No novo trabalho, Nuno está acompanhado dos músicos Dhieego Andrade (bateria), Marcos Klis (baixo), Alex Bessa (teclados), Ilker Ezaki (percussão) e Jessica Areias (voz); além das participações especiais de Airto Moreira e Flora Purim. Fazem parte do repertório músicas tradicionais angolanas, de autores desconhecidos, como Mudiakime, Muxima e Birim Birim; composições de Nuno, como Cabinda; e ainda canções como País Tropical, de Jorge Ben Jor.

Como todos os artistas que estavam em processo de finalização e lançamento de novos álbuns no começo de 2020, Nuno viu todo seu planejamento ser fortemente impactado pela pandemia de coronavírus.

- Quando Angola Blues entrou nas plataformas digitais, foi o primeiro dia de lockdown em São Paulo - ele diz. - Sério, no mesmo dia. (risos) Ele podia ser chamado de Lockdown Blues, em vez de Angola Blues. (risos) Como tive que cancelar todos os shows, a turnê, eu, instintivamente, entrei no estúdio, liguei o celular e falei "galera, eu vou lançar o Angola Blues numa live." Isso eu posso te dizer que fui um dos pioneiros; ainda não tinha esse monte de gente fazendo live. Eu nem estava pensando tanto na divulgação em si, foi uma coisa mais de necessidade, mesmo: músico tem essa necessidade de tocar com gente ouvindo. Então comecei a fazer lives duas vezes por semana; agora estou fazendo uma vez por semana. Se olhar meu Facebook já tem material pra fazer vários álbuns baseados em lives.

- Eu não consigo perceber ainda se o isolamento ajudou ou não o Angola Blues - ele reflete. - Por mais que eu tenha tido que cancelar os shows, fazendo minhas lives eu consegui fazer o disco chegar a outros países, a lugares onde eventualmente ele não teria chegado só com as apresentações ao vivo. Então eu não sei dizer.

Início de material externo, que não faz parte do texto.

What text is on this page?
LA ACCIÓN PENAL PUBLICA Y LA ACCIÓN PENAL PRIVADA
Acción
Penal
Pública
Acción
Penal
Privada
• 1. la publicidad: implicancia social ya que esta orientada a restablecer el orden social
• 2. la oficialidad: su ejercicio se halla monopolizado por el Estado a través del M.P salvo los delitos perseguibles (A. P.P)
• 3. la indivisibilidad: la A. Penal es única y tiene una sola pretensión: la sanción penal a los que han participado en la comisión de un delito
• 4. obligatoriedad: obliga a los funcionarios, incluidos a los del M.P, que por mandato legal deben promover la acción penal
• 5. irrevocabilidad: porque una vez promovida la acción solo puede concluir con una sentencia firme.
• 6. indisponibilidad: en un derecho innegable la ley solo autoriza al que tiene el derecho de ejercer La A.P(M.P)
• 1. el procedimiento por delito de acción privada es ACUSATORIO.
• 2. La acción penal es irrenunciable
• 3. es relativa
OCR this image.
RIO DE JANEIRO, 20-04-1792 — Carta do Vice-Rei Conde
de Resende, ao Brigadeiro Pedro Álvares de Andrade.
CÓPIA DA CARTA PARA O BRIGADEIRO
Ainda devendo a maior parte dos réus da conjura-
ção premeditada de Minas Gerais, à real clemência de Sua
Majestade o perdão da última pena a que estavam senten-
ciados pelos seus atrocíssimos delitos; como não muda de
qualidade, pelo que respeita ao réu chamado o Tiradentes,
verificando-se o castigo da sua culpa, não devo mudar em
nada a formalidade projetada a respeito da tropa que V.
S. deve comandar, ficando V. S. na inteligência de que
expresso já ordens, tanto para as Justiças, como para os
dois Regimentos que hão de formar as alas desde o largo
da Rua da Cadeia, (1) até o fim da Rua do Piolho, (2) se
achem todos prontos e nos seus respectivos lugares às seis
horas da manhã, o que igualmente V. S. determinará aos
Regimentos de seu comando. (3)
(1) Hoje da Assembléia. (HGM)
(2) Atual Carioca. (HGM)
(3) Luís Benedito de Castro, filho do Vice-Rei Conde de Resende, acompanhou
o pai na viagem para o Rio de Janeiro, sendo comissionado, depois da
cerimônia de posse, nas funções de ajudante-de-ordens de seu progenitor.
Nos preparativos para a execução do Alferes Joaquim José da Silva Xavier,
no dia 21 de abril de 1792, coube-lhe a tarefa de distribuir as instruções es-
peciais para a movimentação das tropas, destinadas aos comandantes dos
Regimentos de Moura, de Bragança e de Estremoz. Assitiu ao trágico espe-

Mas Nuno Mindelis não parece particularmente preocupado. Além de estar mais focado em deixar um legado musical, como contou no início do texto, o guitarrista também está mais interessado em simplesmente ter prazer com o que faz:

- Acho que, quando se é muito novo, a gente se preocupa demais com fama, com reconhecimento imediato - afirma. - Atualmente eu penso mais em fazer as coisas pela minha própria satisfação pessoal.